Alignment determines how closely the From: header domain must match the domain used in SPF or DKIM authentication. Relaxed alignment allows subdomains to satisfy the check — mail from newsletter.example.com passes alignment for example.com. Strict alignment requires an exact match. Most organizations use relaxed (the default) to accommodate subdomains and third-party sending services. Only choose strict if you have a specific security requirement.

Where do I publish the DMARC TXT record?

Publish the record as a DNS TXT entry at _dmarc.yourdomain.com. For example.com, the record name is _dmarc.example.com with type TXT and a TTL of 3600. Add it in your DNS control panel — Cloudflare, GoDaddy, Route 53, or wherever your DNS is hosted.

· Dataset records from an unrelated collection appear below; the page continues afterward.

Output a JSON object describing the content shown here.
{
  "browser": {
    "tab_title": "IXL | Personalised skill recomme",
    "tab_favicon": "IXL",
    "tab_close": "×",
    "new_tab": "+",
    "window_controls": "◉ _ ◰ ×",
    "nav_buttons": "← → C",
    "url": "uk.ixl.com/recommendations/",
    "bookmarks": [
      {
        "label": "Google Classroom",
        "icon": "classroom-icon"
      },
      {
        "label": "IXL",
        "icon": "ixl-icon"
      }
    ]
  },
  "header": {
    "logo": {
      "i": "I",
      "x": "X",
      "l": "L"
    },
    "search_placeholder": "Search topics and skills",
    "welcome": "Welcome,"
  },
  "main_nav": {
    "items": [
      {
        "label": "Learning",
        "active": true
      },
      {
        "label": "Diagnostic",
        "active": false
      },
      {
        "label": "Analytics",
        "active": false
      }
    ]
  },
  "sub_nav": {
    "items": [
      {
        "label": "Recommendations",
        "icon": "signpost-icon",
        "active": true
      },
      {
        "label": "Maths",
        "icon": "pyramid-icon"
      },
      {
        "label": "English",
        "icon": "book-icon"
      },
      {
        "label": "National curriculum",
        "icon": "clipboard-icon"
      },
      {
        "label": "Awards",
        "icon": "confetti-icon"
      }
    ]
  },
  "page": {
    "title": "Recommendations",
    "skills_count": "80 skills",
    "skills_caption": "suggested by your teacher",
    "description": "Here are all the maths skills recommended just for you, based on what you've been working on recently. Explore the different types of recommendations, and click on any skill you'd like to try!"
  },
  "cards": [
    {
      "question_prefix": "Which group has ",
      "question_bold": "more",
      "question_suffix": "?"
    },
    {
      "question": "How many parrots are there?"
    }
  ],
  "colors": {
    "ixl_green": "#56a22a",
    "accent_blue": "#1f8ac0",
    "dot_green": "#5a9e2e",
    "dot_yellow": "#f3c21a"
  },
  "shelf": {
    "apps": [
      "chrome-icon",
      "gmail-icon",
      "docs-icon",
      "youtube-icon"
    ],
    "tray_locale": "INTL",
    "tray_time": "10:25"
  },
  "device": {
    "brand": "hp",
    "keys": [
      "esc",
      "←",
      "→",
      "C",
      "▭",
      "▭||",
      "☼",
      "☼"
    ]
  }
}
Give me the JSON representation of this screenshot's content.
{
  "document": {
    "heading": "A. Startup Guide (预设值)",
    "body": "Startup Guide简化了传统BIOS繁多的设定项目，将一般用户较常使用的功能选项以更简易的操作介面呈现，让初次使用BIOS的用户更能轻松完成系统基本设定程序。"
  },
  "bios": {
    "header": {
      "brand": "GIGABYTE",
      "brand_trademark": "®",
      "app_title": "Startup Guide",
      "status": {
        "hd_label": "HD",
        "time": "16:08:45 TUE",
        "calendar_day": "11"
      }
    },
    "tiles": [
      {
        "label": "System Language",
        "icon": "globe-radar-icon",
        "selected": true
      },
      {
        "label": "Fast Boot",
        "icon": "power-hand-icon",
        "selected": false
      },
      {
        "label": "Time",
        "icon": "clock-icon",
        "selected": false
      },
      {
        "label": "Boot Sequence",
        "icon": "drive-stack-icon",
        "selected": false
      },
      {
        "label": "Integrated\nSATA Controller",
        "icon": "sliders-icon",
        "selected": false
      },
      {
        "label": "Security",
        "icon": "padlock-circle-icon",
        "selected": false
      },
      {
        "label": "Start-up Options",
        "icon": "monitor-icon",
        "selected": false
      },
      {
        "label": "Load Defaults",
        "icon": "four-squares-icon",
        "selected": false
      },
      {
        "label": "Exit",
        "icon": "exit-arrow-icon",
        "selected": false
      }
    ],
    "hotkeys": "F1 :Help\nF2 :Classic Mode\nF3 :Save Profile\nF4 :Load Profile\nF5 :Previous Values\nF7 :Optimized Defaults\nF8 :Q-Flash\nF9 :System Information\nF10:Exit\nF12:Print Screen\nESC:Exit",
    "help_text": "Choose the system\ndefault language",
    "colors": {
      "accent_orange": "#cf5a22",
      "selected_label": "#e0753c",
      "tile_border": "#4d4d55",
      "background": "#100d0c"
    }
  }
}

After publishing, use a DNS Lookup or DMARC validator tool to verify the record is live and correctly formatted.

Does DMARC replace SPF and DKIM?

No — DMARC requires both. It references SPF and DKIM results but does not replace them. If you add DMARC without a working SPF record and DKIM signing, legitimate mail will fail authentication. The correct order is: configure SPF → configure DKIM → add DMARC in p=none → collect reports → enforce. Use the SPF / DKIM / DMARC Validator tool on this site to check your current record status.

What is the subdomain policy (sp) in DMARC?

sp sets a separate policy for subdomains. If omitted, subdomains inherit the main p= value. sp=none explicitly exempts subdomains from enforcement — useful if you run marketing or transactional services from subdomains not yet configured for full DMARC compliance. sp=reject enforces full rejection on subdomains regardless of the root domain policy.